Dengan demikian, setelah absen selama 10 tahun, pemain asing kembali muncul di liga-liga bawah sepak bola Vietnam. Sejak musim 2015, VFF (Federasi Sepak Bola Vietnam) telah melarang tim Divisi Pertama menggunakan pemain asing, terutama karena alasan finansial.

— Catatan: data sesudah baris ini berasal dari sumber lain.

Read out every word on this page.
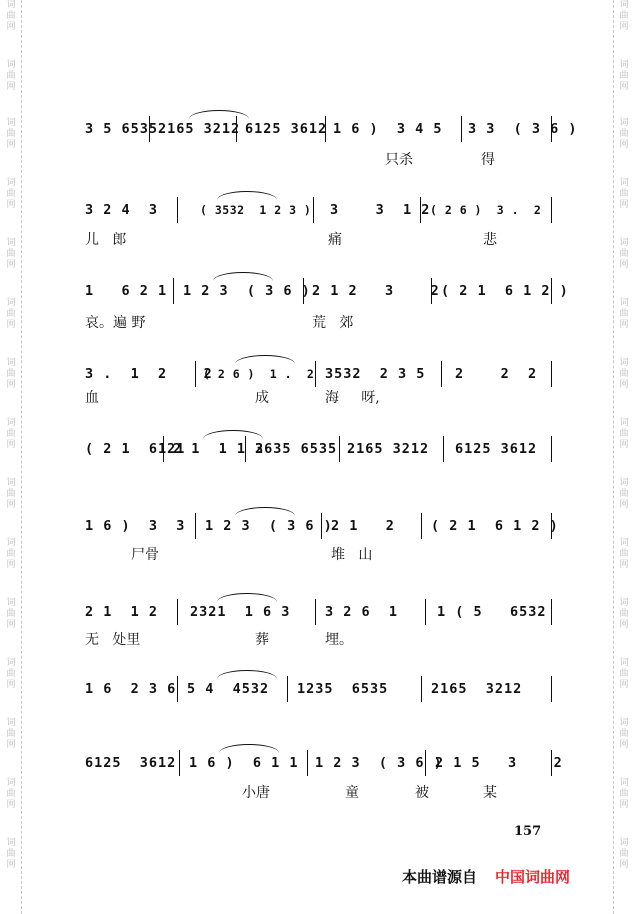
词
曲
网
词
曲
网
词
曲
网
词
曲
网
词
曲
网
词
曲
网
词
曲
网
词
曲
网
词
曲
网
词
曲
网
词
曲
网
词
曲
网
词
曲
网
词
曲
网
词
曲
网
词
曲
网
词
曲
网
词
曲
网
词
曲
网
词
曲
网
词
曲
网
词
曲
网
词
曲
网
词
曲
网
词
曲
网
词
曲
网
词
曲
网
词
曲
网
词
曲
网
词
曲
网
3 5 6535 2165 3212 6125 3612 1 6 )  3 4 5 3 3  ( 3 6 )
只杀	得
3 2 4  3	( 3532  1 2 3 ) 3    3  1 2 ( 2 6 )  3 .  2
儿   郎	痛	悲
1   6 2 1 1 2 3  ( 3 6 ) 2 1 2   3    2 ( 2 1  6 1 2 )
哀。遍 野	荒   郊
3 .  1  2    2
( 2 6 )  1 .  2 3532  2 3 5 2    2  2
血	成	海     呀,
( 2 1  6121
2 1  1 1 2
3635 6535 2165 3212 6125 3612
1 6 )  3  3 1 2 3  ( 3 6 )
2 1   2	( 2 1  6 1 2 )
尸骨	堆   山
2 1  1 2 2321  1 6 3	3 2 6  1	1 ( 5   6532
无   处里	葬	埋。
1 6  2 3 6 5 4  4532 1235  6535	2165  3212
6125  3612 1 6 )  6 1 1 1 2 3  ( 3 6 )
2 1 5   3    2
小唐	童	被	某
157
本曲谱源自 中国词曲网
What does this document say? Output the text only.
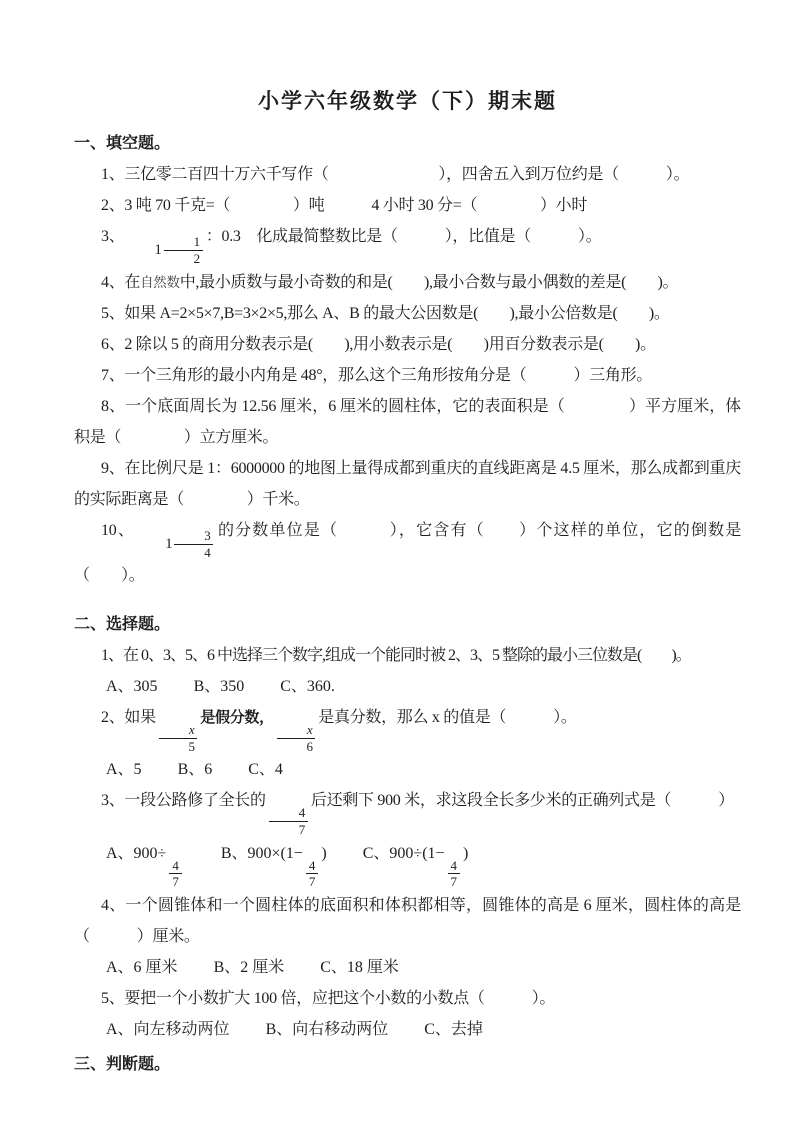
小学六年级数学（下）期末题
一、填空题。

1、三亿零二百四十万六千写作（　　　　　　　），四舍五入到万位约是（　　　）。

2、3 吨 70 千克=（　　　　）吨　　　4 小时 30 分=（　　　　）小时

3、
$1 \frac{1}{2}$ ：0.3　化成最简整数比是（　　　），比值是（　　　）。

4、在自然数中,最小质数与最小奇数的和是(　　),最小合数与最小偶数的差是(　　)。

5、如果 A=2×5×7,B=3×2×5,那么 A、B 的最大公因数是(　　),最小公倍数是(　　)。

6、2 除以 5 的商用分数表示是(　　),用小数表示是(　　)用百分数表示是(　　)。

7、一个三角形的最小内角是 48°，那么这个三角形按角分是（　　　）三角形。

8、一个底面周长为 12.56 厘米，6 厘米的圆柱体，它的表面积是（　　　　）平方厘米，体积是（　　　　）立方厘米。

9、在比例尺是 1：6000000 的地图上量得成都到重庆的直线距离是 4.5 厘米，那么成都到重庆的实际距离是（　　　　）千米。

10、
$1 \frac{3}{4}$ 的分数单位是（　　　），它含有（　　）个这样的单位，它的倒数是（　　）。

二、选择题。

1、在 0、3、5、6 中选择三个数字,组成一个能同时被 2、3、5 整除的最小三位数是(　　)。

A、305 B、350 C、360.

2、如果
$\frac{x}{5}$
是假分数，
$\frac{x}{6}$
是真分数，那么 x 的值是（　　　）。

A、5 B、6 C、4

3、一段公路修了全长的
$\frac{4}{7}$
后还剩下 900 米，求这段全长多少米的正确列式是（　　　）

A、900÷
$\frac{4}{7}$
B、900×(1−
$\frac{4}{7}$
) C、900÷(1−
$\frac{4}{7}$
)

4、一个圆锥体和一个圆柱体的底面积和体积都相等，圆锥体的高是 6 厘米，圆柱体的高是（　　　）厘米。

A、6 厘米 B、2 厘米 C、18 厘米

5、要把一个小数扩大 100 倍，应把这个小数的小数点（　　　）。

A、向左移动两位 B、向右移动两位 C、去掉

三、判断题。
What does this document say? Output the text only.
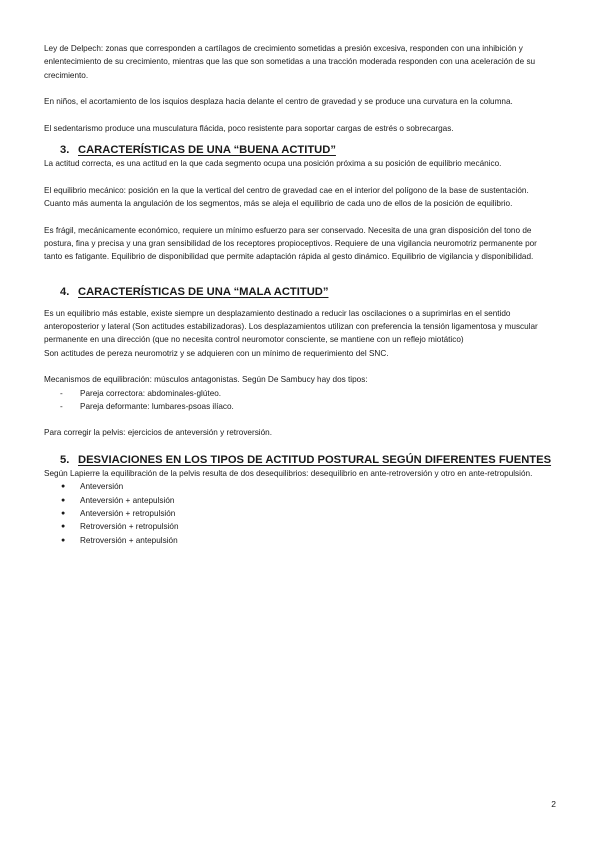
Ley de Delpech: zonas que corresponden a cartílagos de crecimiento sometidas a presión excesiva, responden con una inhibición y enlentecimiento de su crecimiento, mientras que las que son sometidas a una tracción moderada responden con una aceleración de su crecimiento.

En niños, el acortamiento de los isquios desplaza hacia delante el centro de gravedad y se produce una curvatura en la columna.

El sedentarismo produce una musculatura flácida, poco resistente para soportar cargas de estrés o sobrecargas.

3. CARACTERÍSTICAS DE UNA “BUENA ACTITUD”

La actitud correcta, es una actitud en la que cada segmento ocupa una posición próxima a su posición de equilibrio mecánico.

El equilibrio mecánico: posición en la que la vertical del centro de gravedad cae en el interior del polígono de la base de sustentación. Cuanto más aumenta la angulación de los segmentos, más se aleja el equilibrio de cada uno de ellos de la posición de equilibrio.

Es frágil, mecánicamente económico, requiere un mínimo esfuerzo para ser conservado. Necesita de una gran disposición del tono de postura, fina y precisa y una gran sensibilidad de los receptores propioceptivos. Requiere de una vigilancia neuromotriz permanente por tanto es fatigante. Equilibrio de disponibilidad que permite adaptación rápida al gesto dinámico. Equilibrio de vigilancia y disponibilidad.

4. CARACTERÍSTICAS DE UNA “MALA ACTITUD”

Es un equilibrio más estable, existe siempre un desplazamiento destinado a reducir las oscilaciones o a suprimirlas en el sentido anteroposterior y lateral (Son actitudes estabilizadoras). Los desplazamientos utilizan con preferencia la tensión ligamentosa y muscular permanente en una dirección (que no necesita control neuromotor consciente, se mantiene con un reflejo miotático)

Son actitudes de pereza neuromotriz y se adquieren con un mínimo de requerimiento del SNC.

Mecanismos de equilibración: músculos antagonistas. Según De Sambucy hay dos tipos:

-	Pareja correctora: abdominales-glúteo.
-	Pareja deformante: lumbares-psoas ilíaco.

Para corregir la pelvis: ejercicios de anteversión y retroversión.

5. DESVIACIONES EN LOS TIPOS DE ACTITUD POSTURAL SEGÚN DIFERENTES FUENTES

Según Lapierre la equilibración de la pelvis resulta de dos desequilibrios: desequilibrio en ante-retroversión y otro en ante-retropulsión.

●	Anteversión
●	Anteversión + antepulsión
●	Anteversión + retropulsión
●	Retroversión + retropulsión
●	Retroversión + antepulsión
2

Beberapa klub yang berambisi untuk promosi bersedia membayar mahal untuk merekrut pemain asing.
Pemain asing mungkin diizinkan bermain di Divisi Pertama pada musim 2025/26.
Namun, sebagian besar tim yang tersisa tidak memiliki kapasitas finansial untuk membeli pemain asing. Bahkan, ada banyak kasus tim Divisi Pertama yang terdegradasi, dibubarkan, atau menghilang meskipun berhasil menghindari degradasi. Menghadapi kenyataan ini, VFF (Federasi Sepak Bola Vietnam) terpaksa menghapus pemain asing dari Divisi Pertama.
Selama 10 tahun terakhir, setiap kali tim V.League menghadapi tim Divisi Pertama di Piala Nasional atau pertandingan play-off degradasi, mereka harus menerima bermain tanpa pemain asing untuk memastikan keadilan. Aturan ini tidak salah, tetapi menimbulkan beberapa kekurangan.
Para manajer menyadari bahwa Divisi Pertama akan menjadi lebih menarik dan kompetitif dengan adanya pemain asing. Dari sudut pandang pemain, mereka akan memiliki lebih banyak kesempatan untuk menunjukkan kemampuan mereka dengan harapan diperhatikan oleh tim-tim V.League, sehingga dapat memperoleh penghasilan tambahan.
Selain itu, tim Divisi Pertama masih diperbolehkan mendaftarkan dua pemain Vietnam di luar negeri dan satu pemain naturalisasi. Dengan sumber daya keuangan yang kuat, PVF atau Truong Tuoi Binh Phuoc dapat mempertimbangkan investasi besar jika mereka gagal promosi musim ini.